A train traveled from Station A to Station B at an average speed of 80 kilometers per hour and then from Station B to Station C at an average speed of 60 kilometers per hour. If the train did not stop at Station B, what was the average speed at which the train traveled from Station A to C?
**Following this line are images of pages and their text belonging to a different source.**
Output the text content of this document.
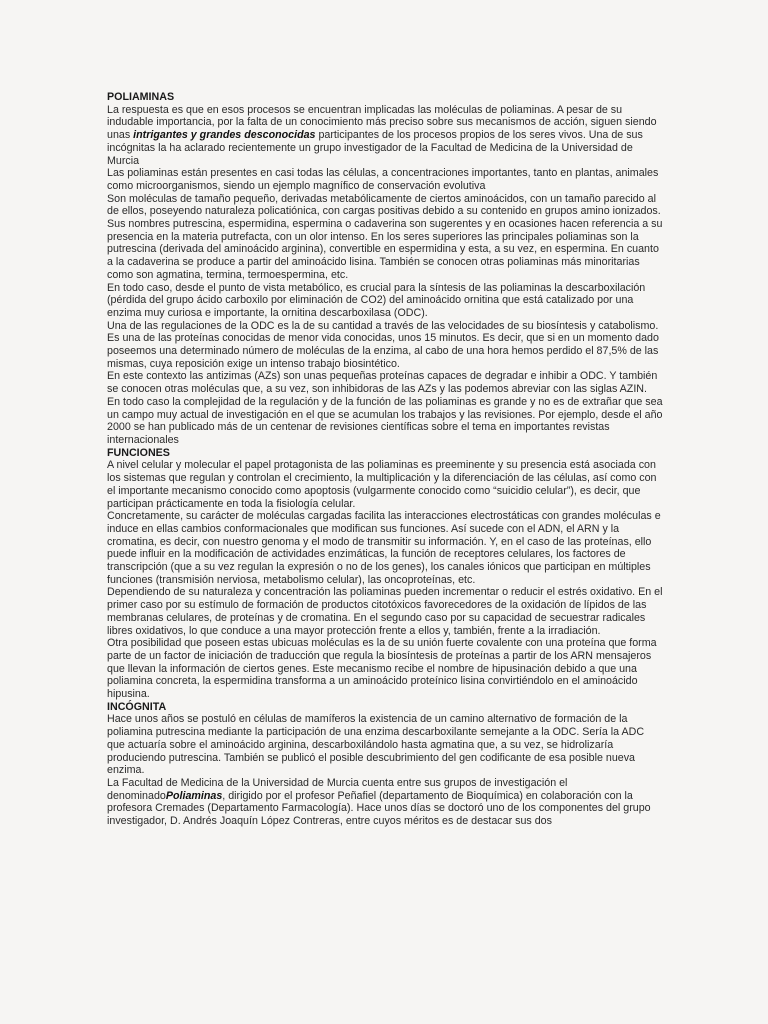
POLIAMINAS

La respuesta es que en esos procesos se encuentran implicadas las moléculas de poliaminas. A pesar de su indudable importancia, por la falta de un conocimiento más preciso sobre sus mecanismos de acción, siguen siendo unas intrigantes y grandes desconocidas participantes de los procesos propios de los seres vivos. Una de sus incógnitas la ha aclarado recientemente un grupo investigador de la Facultad de Medicina de la Universidad de Murcia

Las poliaminas están presentes en casi todas las células, a concentraciones importantes, tanto en plantas, animales como microorganismos, siendo un ejemplo magnífico de conservación evolutiva

Son moléculas de tamaño pequeño, derivadas metabólicamente de ciertos aminoácidos, con un tamaño parecido al de ellos, poseyendo naturaleza policatiónica, con cargas positivas debido a su contenido en grupos amino ionizados.

Sus nombres putrescina, espermidina, espermina o cadaverina son sugerentes y en ocasiones hacen referencia a su presencia en la materia putrefacta, con un olor intenso. En los seres superiores las principales poliaminas son la putrescina (derivada del aminoácido arginina), convertible en espermidina y esta, a su vez, en espermina. En cuanto a la cadaverina se produce a partir del aminoácido lisina. También se conocen otras poliaminas más minoritarias como son agmatina, termina, termoespermina, etc.

En todo caso, desde el punto de vista metabólico, es crucial para la síntesis de las poliaminas la descarboxilación (pérdida del grupo ácido carboxilo por eliminación de CO2) del aminoácido ornitina que está catalizado por una enzima muy curiosa e importante, la ornitina descarboxilasa (ODC).

Una de las regulaciones de la ODC es la de su cantidad a través de las velocidades de su biosíntesis y catabolismo. Es una de las proteínas conocidas de menor vida conocidas, unos 15 minutos. Es decir, que si en un momento dado poseemos una determinado número de moléculas de la enzima, al cabo de una hora hemos perdido el 87,5% de las mismas, cuya reposición exige un intenso trabajo biosintético.

En este contexto las antizimas (AZs) son unas pequeñas proteínas capaces de degradar e inhibir a ODC. Y también se conocen otras moléculas que, a su vez, son inhibidoras de las AZs y las podemos abreviar con las siglas AZIN.

En todo caso la complejidad de la regulación y de la función de las poliaminas es grande y no es de extrañar que sea un campo muy actual de investigación en el que se acumulan los trabajos y las revisiones. Por ejemplo, desde el año 2000 se han publicado más de un centenar de revisiones científicas sobre el tema en importantes revistas internacionales

FUNCIONES

A nivel celular y molecular el papel protagonista de las poliaminas es preeminente y su presencia está asociada con los sistemas que regulan y controlan el crecimiento, la multiplicación y la diferenciación de las células, así como con el importante mecanismo conocido como apoptosis (vulgarmente conocido como “suicidio celular”), es decir, que participan prácticamente en toda la fisiología celular.

Concretamente, su carácter de moléculas cargadas facilita las interacciones electrostáticas con grandes moléculas e induce en ellas cambios conformacionales que modifican sus funciones. Así sucede con el ADN, el ARN y la cromatina, es decir, con nuestro genoma y el modo de transmitir su información. Y, en el caso de las proteínas, ello puede influir en la modificación de actividades enzimáticas, la función de receptores celulares, los factores de transcripción (que a su vez regulan la expresión o no de los genes), los canales iónicos que participan en múltiples funciones (transmisión nerviosa, metabolismo celular), las oncoproteínas, etc.

Dependiendo de su naturaleza y concentración las poliaminas pueden incrementar o reducir el estrés oxidativo. En el primer caso por su estímulo de formación de productos citotóxicos favorecedores de la oxidación de lípidos de las membranas celulares, de proteínas y de cromatina. En el segundo caso por su capacidad de secuestrar radicales libres oxidativos, lo que conduce a una mayor protección frente a ellos y, también, frente a la irradiación.

Otra posibilidad que poseen estas ubicuas moléculas es la de su unión fuerte covalente con una proteína que forma parte de un factor de iniciación de traducción que regula la biosíntesis de proteínas a partir de los ARN mensajeros que llevan la información de ciertos genes. Este mecanismo recibe el nombre de hipusinación debido a que una poliamina concreta, la espermidina transforma a un aminoácido proteínico lisina convirtiéndolo en el aminoácido hipusina.

INCÓGNITA

Hace unos años se postuló en células de mamíferos la existencia de un camino alternativo de formación de la poliamina putrescina mediante la participación de una enzima descarboxilante semejante a la ODC. Sería la ADC que actuaría sobre el aminoácido arginina, descarboxilándolo hasta agmatina que, a su vez, se hidrolizaría produciendo putrescina. También se publicó el posible descubrimiento del gen codificante de esa posible nueva enzima.

La Facultad de Medicina de la Universidad de Murcia cuenta entre sus grupos de investigación el denominadoPoliaminas, dirigido por el profesor Peñafiel (departamento de Bioquímica) en colaboración con la profesora Cremades (Departamento Farmacología). Hace unos días se doctoró uno de los componentes del grupo investigador, D. Andrés Joaquín López Contreras, entre cuyos méritos es de destacar sus dos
(1) The distance that the train traveled from Station A to Station B was 4 times the distance that train traveled from Station B to Station C.
(2) The amount of time it took to the train to travel from Station A to Station B is 3 times the amount of time that it took the train to travel from Station B to Station C.

Answer 1

1)

75 kmh⁻¹

2)

75 kmh⁻¹

Step-by-step explanation:

1)

`v_(ab)` = Speed of train from station A to station B = 80 kmh⁻¹

`d_(ab)` = distance traveled from station A to station B

`t_(ab)` = time of travel between station A to station B

we know that

`Time = (distance)/(speed)`

`t_(ab) = (d_(ab))/(v_(ab)) = (d_(ab))/(80)`

`d_(bc)` = distance traveled from station B to station C

`v_(bc)` = Speed of train from station B to station C = 60 kmh⁻¹

`t_(bc) = (d_(bc))/(v_(bc)) = (d_(bc))/(60)`

Total distance traveled is given as

`d = d_(ab) + d_(bc)`

Total time of travel is given as

`t = t_(ab) + t_(bc)`

Average speed is given as

`v_(avg) = (d)/(t) \\v_(avg) = (d_(ab) + d_(bc))/(t_(ab) + t_(bc))\\v_(avg) = (d_(ab) + d_(bc))/(((d_(ab))/(80) ) + ((d_(bc))/(60) ) )`

Given that :

`d_(ab) = 4 d_(bc)`

So

`v_(avg) = (4 d_(bc) + d_(bc))/(((4 d_(bc))/(80) ) + ((d_(bc))/(60) ) )\\v_(avg) = (4 + 1)/(((4 )/(80) ) + ((1)/(60) ) )\\v_(avg) = 75 kmh^(-1)`

2)

`v_(ab)` = Speed of train from station A to station B = 80 kmh⁻¹

`t_(ab)` = time of travel between station A to station B

`d_(ab)` = distance traveled from station A to station B

we know that

`distance = (speed) (time)`

`d_(ab) = v_(ab) t_(ab)\\d_(ab) = 80 t_(ab)`

`d_(bc)` = distance traveled from station B to station C

`v_(bc)` = Speed of train from station B to station C = 60 kmh⁻¹

`t_(bc)` = time of travel for train from station B to station C

we know that

`distance = (speed) (time)`

`d_(bc) = v_(bc) t_(bc)\\d_(bc) = 60 t_(bc)`

Total distance traveled is given as

`d = d_(ab) + d_(bc)\\d = 80 t_(ab) + 60 t_(bc)`

Total time of travel is given as

`t = t_(ab) + t_(bc)`

Average speed is given as

`v_(avg) = (d)/(t) \\v_(avg) = (d_(ab) + d_(bc))/(t_(ab) + t_(bc))\\v_(avg) = (80 t_(ab) + 60 t_(bc))/(t_(ab) + t_(bc))`

Given that :

`t_(ab) = 3 t_(bc)`

So

`v_(avg) = (80 t_(ab) + 60 t_(bc))/(t_(ab) + t_(bc))\\v_(avg) = (80 (3) t_(bc) + 60 t_(bc))/((3) t_(bc) + t_(bc))\\v_(avg) = ((300) t_(bc))/((4) t_(bc))\\v_(avg) = 75 kmh^(-1)`